Speaking of Big (and little) Data and using it Advantageously
We are not going to bore you by re-creating a bunch of statistics showing that data creation, data processing, and data understanding requirements are increasing at increasing rates. Just consider the widely cited fact that AT&T mobile traffic increased 8,000% between the years 2007-2010 or Eric Schmidt's often repeated comment that, "Every 2 days we create as much information as we did up to 2003." It is sufficient to say that the number of things that can produce data is rapidly growing. For example, 1 billion smart phones in use in 2012 and should take only three more years to double to 2 billion (Brown 2012). Increasingly, individuals make use of the thing's data producing capabilities to perform services for them. It all adds up to a number of challenges that are currently referred to as "big data."
While it has so far proven impossible to define data as "big," it is possible to objectively categorize Big Data Techniques, which are what have really been responsible for the so-called big data successes.
When considering Big Data Techniques or even traditional sized data, the truth of the matter is that a minority of individuals making decisions about or leading data initiatives possess the required KSAs/background. Poor understanding of how to successfully leverage data prevents organization from obtaining a data advantage. Seventy percent have a negative return on their data investments and virtually none measure these numbers internally (Aiken, Gillenson et al. 2011).
Here we have crystalized the reasons that have prevented most organizations from obtaining a data advantage. We advocate a single individual responsible for organizational data assets. Only through this individual's perspective will the organization be able to understand what size and shape challenge it is facing.

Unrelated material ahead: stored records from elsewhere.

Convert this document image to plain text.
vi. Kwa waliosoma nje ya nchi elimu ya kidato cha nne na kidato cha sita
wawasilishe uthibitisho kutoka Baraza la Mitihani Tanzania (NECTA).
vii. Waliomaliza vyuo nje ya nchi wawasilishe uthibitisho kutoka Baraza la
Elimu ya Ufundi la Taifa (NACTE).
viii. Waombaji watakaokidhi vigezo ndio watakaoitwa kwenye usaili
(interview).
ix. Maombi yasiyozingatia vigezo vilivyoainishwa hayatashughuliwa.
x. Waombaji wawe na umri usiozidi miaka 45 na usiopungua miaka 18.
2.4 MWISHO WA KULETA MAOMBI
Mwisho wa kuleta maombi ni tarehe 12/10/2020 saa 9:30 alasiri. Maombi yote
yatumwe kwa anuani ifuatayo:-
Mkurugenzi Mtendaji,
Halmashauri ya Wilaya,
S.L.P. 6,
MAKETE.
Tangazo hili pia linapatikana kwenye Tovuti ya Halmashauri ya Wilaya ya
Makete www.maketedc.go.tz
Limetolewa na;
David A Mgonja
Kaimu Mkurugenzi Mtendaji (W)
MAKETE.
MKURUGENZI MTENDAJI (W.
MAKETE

Only then will it be able to make decisions about data assets using the appropriate context and understanding.
Figure 2 is a word cloud of this text describing it from a text visualization perspective. The next section describes the CIO Chief Information Officers (CIO) function as having a broad technology management focus and not enough resources to devote to data issues. The 3rd details, "exploiting a data advantage" and how broadly focused CIOs are ill prepared to devote requisite time and attention – they are data-unknowledgeable. Section 4 presents measurements showing how
organizations are not ready to leverage their data assets. The 5th examines the causes for this poor DM practice maturity. Section 6 argues the remedy – the TDJ, it describes the TDJ role as a business capability reporting outside of IT. Section 7 provides some motivational conclusions and some thought on implementing the TDJ.